Some children experience slow growth due to factors such as diet, emotional stress, or disease. For a small number of children and adults, their short stature is caused by a medical condition that either slows or stops growth. Norditropin® is used to treat some of these conditions.
What does small for gestational age mean?
At birth, a baby’s weight and length are recorded. Babies with a birth weight and/or length below the 2.3rd percentile are classified as born small for gestational age (SGA).
What is gestational age?
Gestational age is the age of a baby starting from the time he or she was conceived. Most infants are born at 37 to 41 weeks of gestation. The comparison of a newborn’s measurements to expected characteristics is called a gestational age assessment.
Why is a child born SGA?
About 95,000 children born in the United States each year are shorter and lighter than normal. The cause is not always clear, but an infant may be born SGA because of a genetic defect, problems with the placenta, or health issues with the mother—such as heart disease, malnutrition, or drug, alcohol, or cigarette use.

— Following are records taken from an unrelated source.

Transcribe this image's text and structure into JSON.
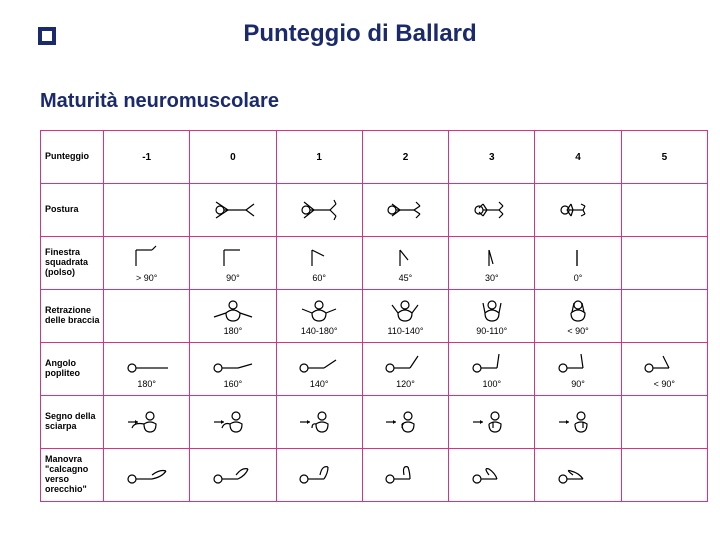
{
  "title": "Punteggio di Ballard",
  "subtitle": "Maturità neuromuscolare",
  "header_label": "Punteggio",
  "columns": [
    "-1",
    "0",
    "1",
    "2",
    "3",
    "4",
    "5"
  ],
  "rows": [
    {
      "label": "Postura",
      "cells": [
        {
          "icon": null,
          "text": null
        },
        {
          "icon": "posture0",
          "text": null
        },
        {
          "icon": "posture1",
          "text": null
        },
        {
          "icon": "posture2",
          "text": null
        },
        {
          "icon": "posture3",
          "text": null
        },
        {
          "icon": "posture4",
          "text": null
        },
        {
          "icon": null,
          "text": null
        }
      ]
    },
    {
      "label": "Finestra squadrata (polso)",
      "cells": [
        {
          "icon": "wrist-1",
          "text": "> 90°"
        },
        {
          "icon": "wrist0",
          "text": "90°"
        },
        {
          "icon": "wrist1",
          "text": "60°"
        },
        {
          "icon": "wrist2",
          "text": "45°"
        },
        {
          "icon": "wrist3",
          "text": "30°"
        },
        {
          "icon": "wrist4",
          "text": "0°"
        },
        {
          "icon": null,
          "text": null
        }
      ]
    },
    {
      "label": "Retrazione delle braccia",
      "cells": [
        {
          "icon": null,
          "text": null
        },
        {
          "icon": "arm0",
          "text": "180°"
        },
        {
          "icon": "arm1",
          "text": "140-180°"
        },
        {
          "icon": "arm2",
          "text": "110-140°"
        },
        {
          "icon": "arm3",
          "text": "90-110°"
        },
        {
          "icon": "arm4",
          "text": "< 90°"
        },
        {
          "icon": null,
          "text": null
        }
      ]
    },
    {
      "label": "Angolo popliteo",
      "cells": [
        {
          "icon": "pop-1",
          "text": "180°"
        },
        {
          "icon": "pop0",
          "text": "160°"
        },
        {
          "icon": "pop1",
          "text": "140°"
        },
        {
          "icon": "pop2",
          "text": "120°"
        },
        {
          "icon": "pop3",
          "text": "100°"
        },
        {
          "icon": "pop4",
          "text": "90°"
        },
        {
          "icon": "pop5",
          "text": "< 90°"
        }
      ]
    },
    {
      "label": "Segno della sciarpa",
      "cells": [
        {
          "icon": "scarf-1",
          "text": null
        },
        {
          "icon": "scarf0",
          "text": null
        },
        {
          "icon": "scarf1",
          "text": null
        },
        {
          "icon": "scarf2",
          "text": null
        },
        {
          "icon": "scarf3",
          "text": null
        },
        {
          "icon": "scarf4",
          "text": null
        },
        {
          "icon": null,
          "text": null
        }
      ]
    },
    {
      "label": "Manovra \"calcagno verso orecchio\"",
      "cells": [
        {
          "icon": "heel-1",
          "text": null
        },
        {
          "icon": "heel0",
          "text": null
        },
        {
          "icon": "heel1",
          "text": null
        },
        {
          "icon": "heel2",
          "text": null
        },
        {
          "icon": "heel3",
          "text": null
        },
        {
          "icon": "heel4",
          "text": null
        },
        {
          "icon": null,
          "text": null
        }
      ]
    }
  ],
  "colors": {
    "border": "#d63384",
    "title": "#1a2a6c",
    "stroke": "#000000"
  }
}
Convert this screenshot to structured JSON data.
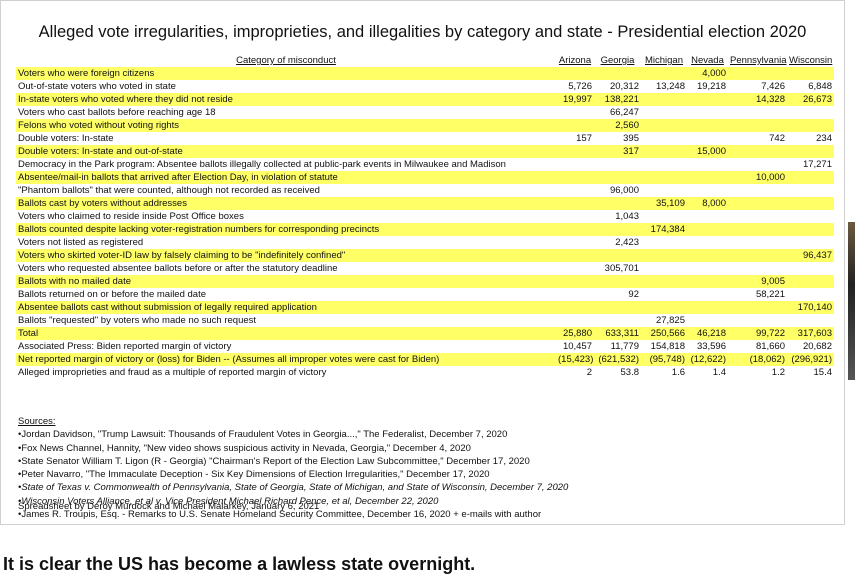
{
  "title": "Alleged vote irregularities, improprieties, and illegalities by category and state - Presidential election 2020",
  "table": {
    "header": [
      "Category of misconduct",
      "Arizona",
      "Georgia",
      "Michigan",
      "Nevada",
      "Pennsylvania",
      "Wisconsin"
    ],
    "rows": [
      [
        "Voters who were foreign citizens",
        null,
        null,
        null,
        "4,000",
        null,
        null
      ],
      [
        "Out-of-state voters who voted in state",
        "5,726",
        "20,312",
        "13,248",
        "19,218",
        "7,426",
        "6,848"
      ],
      [
        "In-state voters who voted where they did not reside",
        "19,997",
        "138,221",
        null,
        null,
        "14,328",
        "26,673"
      ],
      [
        "Voters who cast ballots before reaching age 18",
        null,
        "66,247",
        null,
        null,
        null,
        null
      ],
      [
        "Felons who voted without voting rights",
        null,
        "2,560",
        null,
        null,
        null,
        null
      ],
      [
        "Double voters: In-state",
        "157",
        "395",
        null,
        null,
        "742",
        "234"
      ],
      [
        "Double voters: In-state and out-of-state",
        null,
        "317",
        null,
        "15,000",
        null,
        null
      ],
      [
        "Democracy in the Park program: Absentee ballots illegally collected at public-park events in Milwaukee and Madison",
        null,
        null,
        null,
        null,
        null,
        "17,271"
      ],
      [
        "Absentee/mail-in ballots that arrived after Election Day, in violation of statute",
        null,
        null,
        null,
        null,
        "10,000",
        null
      ],
      [
        "\"Phantom ballots\" that were counted, although not recorded as received",
        null,
        "96,000",
        null,
        null,
        null,
        null
      ],
      [
        "Ballots cast by voters without addresses",
        null,
        null,
        "35,109",
        "8,000",
        null,
        null
      ],
      [
        "Voters who claimed to reside inside Post Office boxes",
        null,
        "1,043",
        null,
        null,
        null,
        null
      ],
      [
        "Ballots counted despite lacking voter-registration numbers for corresponding precincts",
        null,
        null,
        "174,384",
        null,
        null,
        null
      ],
      [
        "Voters not listed as registered",
        null,
        "2,423",
        null,
        null,
        null,
        null
      ],
      [
        "Voters who skirted voter-ID law by falsely claiming to be \"indefinitely confined\"",
        null,
        null,
        null,
        null,
        null,
        "96,437"
      ],
      [
        "Voters who requested absentee ballots before or after the statutory deadline",
        null,
        "305,701",
        null,
        null,
        null,
        null
      ],
      [
        "Ballots with no mailed date",
        null,
        null,
        null,
        null,
        "9,005",
        null
      ],
      [
        "Ballots returned on or before the mailed date",
        null,
        "92",
        null,
        null,
        "58,221",
        null
      ],
      [
        "Absentee ballots cast without submission of legally required application",
        null,
        null,
        null,
        null,
        null,
        "170,140"
      ],
      [
        "Ballots \"requested\" by voters who made no such request",
        null,
        null,
        "27,825",
        null,
        null,
        null
      ],
      [
        "Total",
        "25,880",
        "633,311",
        "250,566",
        "46,218",
        "99,722",
        "317,603"
      ],
      [
        "Associated Press: Biden reported margin of victory",
        "10,457",
        "11,779",
        "154,818",
        "33,596",
        "81,660",
        "20,682"
      ],
      [
        "Net reported margin of victory or (loss) for Biden -- (Assumes all improper votes were cast for Biden)",
        "(15,423)",
        "(621,532)",
        "(95,748)",
        "(12,622)",
        "(18,062)",
        "(296,921)"
      ],
      [
        "Alleged improprieties and fraud as a multiple of reported margin of victory",
        "2",
        "53.8",
        "1.6",
        "1.4",
        "1.2",
        "15.4"
      ]
    ]
  },
  "sources": {
    "heading": "Sources:",
    "items": [
      "•Jordan Davidson, \"Trump Lawsuit: Thousands of Fraudulent Votes in Georgia...,\" The Federalist, December 7, 2020",
      "•Fox News Channel, Hannity, \"New video shows suspicious activity in Nevada, Georgia,\" December 4, 2020",
      "•State Senator William T. Ligon (R - Georgia) \"Chairman's Report of the Election Law Subcommittee,\" December 17, 2020",
      "•Peter Navarro, \"The Immaculate Deception - Six Key Dimensions of Election Irregularities,\" December 17, 2020",
      "•State of Texas v. Commonwealth of Pennsylvania, State of Georgia, State of Michigan, and State of Wisconsin, December 7, 2020",
      "•Wisconsin Voters Alliance, et al v. Vice President Michael Richard Pence, et al, December 22, 2020",
      "•James R. Troupis, Esq. - Remarks to U.S. Senate Homeland Security Committee, December 16, 2020 + e-mails with author"
    ]
  },
  "credit": "Spreadsheet by Deroy Murdock and Michael Malarkey, January 6, 2021",
  "caption": "It is clear the US has become a lawless state overnight."
}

Do babies born SGA “catch up”?
Babies born SGA should be carefully monitored for growth. Most will reach normal size and height by the time they’re 2 years old. Premature babies (born before 37 weeks of gestation) may take up to age 4 to catch up. If your child was born SGA, be sure to consult with your doctor about his or her growth.

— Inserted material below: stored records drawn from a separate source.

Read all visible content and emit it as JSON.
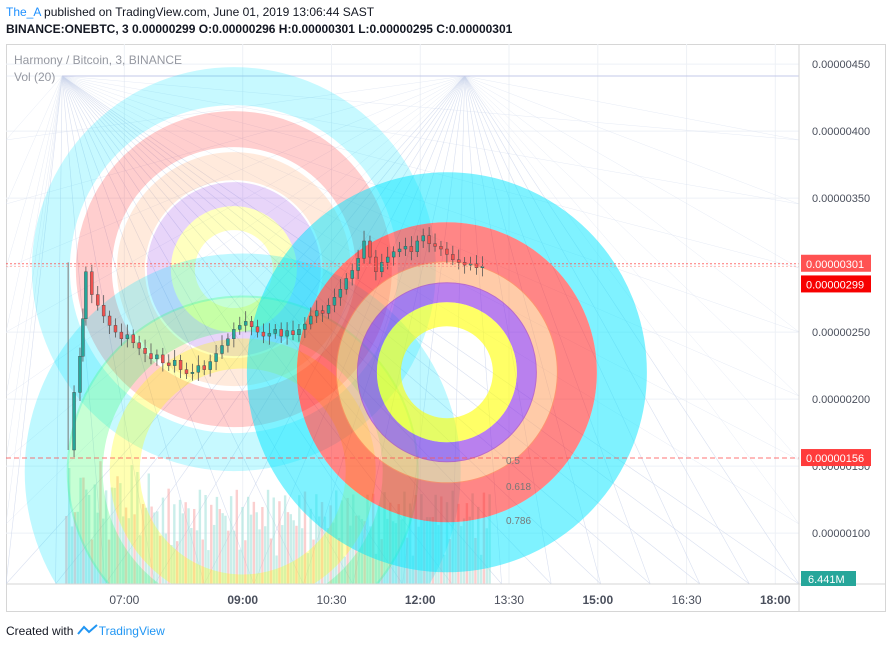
{
  "header": {
    "author": "The_A",
    "published_text": " published on TradingView.com, June 01, 2019 13:06:44 SAST",
    "symbol_line": "BINANCE:ONEBTC, 3  0.00000299 O:0.00000296 H:0.00000301 L:0.00000295 C:0.00000301"
  },
  "legend": {
    "title": "Harmony / Bitcoin, 3, BINANCE",
    "indicator": "Vol (20)"
  },
  "price_badges": [
    {
      "label": "0.00000301",
      "value": 3.01e-06,
      "color": "#ff5252"
    },
    {
      "label": "0.00000299",
      "value": 2.99e-06,
      "color": "#f70000"
    },
    {
      "label": "0.00000156",
      "value": 1.56e-06,
      "color": "#ff3b3b"
    }
  ],
  "volume_badge": {
    "label": "6.441M",
    "color": "#26a69a"
  },
  "fib_labels": [
    "0.5",
    "0.618",
    "0.786"
  ],
  "footer": {
    "created_with": "Created with",
    "brand": "TradingView"
  },
  "colors": {
    "up": "#26a69a",
    "down": "#ef5350",
    "ring_cyan": "#00e5ff",
    "ring_red": "#ff2222",
    "ring_orange": "#ffa060",
    "ring_purple": "#8a2be2",
    "ring_yellow": "#ffff00",
    "ring_green": "#33ff66"
  },
  "chart_data": {
    "type": "candlestick",
    "symbol": "BINANCE:ONEBTC",
    "interval": "3",
    "y_ticks": [
      {
        "label": "0.00000450",
        "value": 4.5e-06
      },
      {
        "label": "0.00000400",
        "value": 4e-06
      },
      {
        "label": "0.00000350",
        "value": 3.5e-06
      },
      {
        "label": "0.00000250",
        "value": 2.5e-06
      },
      {
        "label": "0.00000200",
        "value": 2e-06
      },
      {
        "label": "0.00000150",
        "value": 1.5e-06
      },
      {
        "label": "0.00000100",
        "value": 1e-06
      }
    ],
    "ylim": [
      6.2e-07,
      4.65e-06
    ],
    "x_ticks": [
      {
        "label": "07:00",
        "hour": 7.0
      },
      {
        "label": "09:00",
        "hour": 9.0
      },
      {
        "label": "10:30",
        "hour": 10.5
      },
      {
        "label": "12:00",
        "hour": 12.0
      },
      {
        "label": "13:30",
        "hour": 13.5
      },
      {
        "label": "15:00",
        "hour": 15.0
      },
      {
        "label": "16:30",
        "hour": 16.5
      },
      {
        "label": "18:00",
        "hour": 18.0
      }
    ],
    "xlim": [
      5.0,
      18.4
    ],
    "close_series": [
      [
        6.1,
        1.62
      ],
      [
        6.15,
        2.05
      ],
      [
        6.25,
        2.32
      ],
      [
        6.3,
        2.6
      ],
      [
        6.35,
        2.95
      ],
      [
        6.45,
        2.78
      ],
      [
        6.55,
        2.7
      ],
      [
        6.65,
        2.62
      ],
      [
        6.75,
        2.55
      ],
      [
        6.85,
        2.5
      ],
      [
        6.95,
        2.45
      ],
      [
        7.05,
        2.48
      ],
      [
        7.15,
        2.42
      ],
      [
        7.25,
        2.38
      ],
      [
        7.35,
        2.34
      ],
      [
        7.45,
        2.3
      ],
      [
        7.55,
        2.33
      ],
      [
        7.65,
        2.27
      ],
      [
        7.75,
        2.25
      ],
      [
        7.85,
        2.29
      ],
      [
        7.95,
        2.22
      ],
      [
        8.05,
        2.19
      ],
      [
        8.15,
        2.2
      ],
      [
        8.25,
        2.25
      ],
      [
        8.35,
        2.22
      ],
      [
        8.45,
        2.28
      ],
      [
        8.55,
        2.34
      ],
      [
        8.65,
        2.4
      ],
      [
        8.75,
        2.45
      ],
      [
        8.85,
        2.52
      ],
      [
        8.95,
        2.55
      ],
      [
        9.05,
        2.58
      ],
      [
        9.15,
        2.54
      ],
      [
        9.25,
        2.5
      ],
      [
        9.35,
        2.47
      ],
      [
        9.45,
        2.49
      ],
      [
        9.55,
        2.52
      ],
      [
        9.65,
        2.47
      ],
      [
        9.75,
        2.51
      ],
      [
        9.85,
        2.48
      ],
      [
        9.95,
        2.52
      ],
      [
        10.05,
        2.56
      ],
      [
        10.15,
        2.62
      ],
      [
        10.25,
        2.66
      ],
      [
        10.35,
        2.64
      ],
      [
        10.45,
        2.7
      ],
      [
        10.55,
        2.76
      ],
      [
        10.65,
        2.82
      ],
      [
        10.75,
        2.9
      ],
      [
        10.85,
        2.96
      ],
      [
        10.95,
        3.05
      ],
      [
        11.05,
        3.18
      ],
      [
        11.15,
        3.06
      ],
      [
        11.25,
        2.95
      ],
      [
        11.35,
        3.02
      ],
      [
        11.45,
        3.06
      ],
      [
        11.55,
        3.1
      ],
      [
        11.65,
        3.12
      ],
      [
        11.75,
        3.14
      ],
      [
        11.85,
        3.1
      ],
      [
        11.95,
        3.18
      ],
      [
        12.05,
        3.22
      ],
      [
        12.15,
        3.16
      ],
      [
        12.25,
        3.14
      ],
      [
        12.35,
        3.12
      ],
      [
        12.45,
        3.08
      ],
      [
        12.55,
        3.04
      ],
      [
        12.65,
        3.02
      ],
      [
        12.75,
        3.0
      ],
      [
        12.85,
        3.01
      ],
      [
        12.95,
        2.98
      ],
      [
        13.05,
        2.99
      ]
    ],
    "close_series_note_units": "price in 1e-6 BTC"
  }
}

If no catch-up growth happens by age 2 to 3, your child may need a referral to a pediatric endocrinologist, a doctor who specializes in hormone diseases in children. The endocrinologist will find out if there is any other reason, such as a nutritional problem or inherited disease, that is keeping your child from catching up in growth.
How is SGA diagnosed?
The doctor may take an X-ray of your child’s hand and wrist. The X-ray will show his or her bone age, which can help predict your child’s final adult height, and can show if your child still has room for growth.
For many parents, facing the possibility of a growth hormone disorder leads to some worries, as well as many questions. By asking your child’s doctor targeted questions, you can learn your options and decide on next steps together.
After the diagnosis.
After diagnosing your child with SGA, the doctor may recommend certain treatments, which may help your child with catch-up growth. If treatment is recommended, your doctor will likely ask for regular follow-up visits to monitor your child’s growth and make sure that treatment is working well.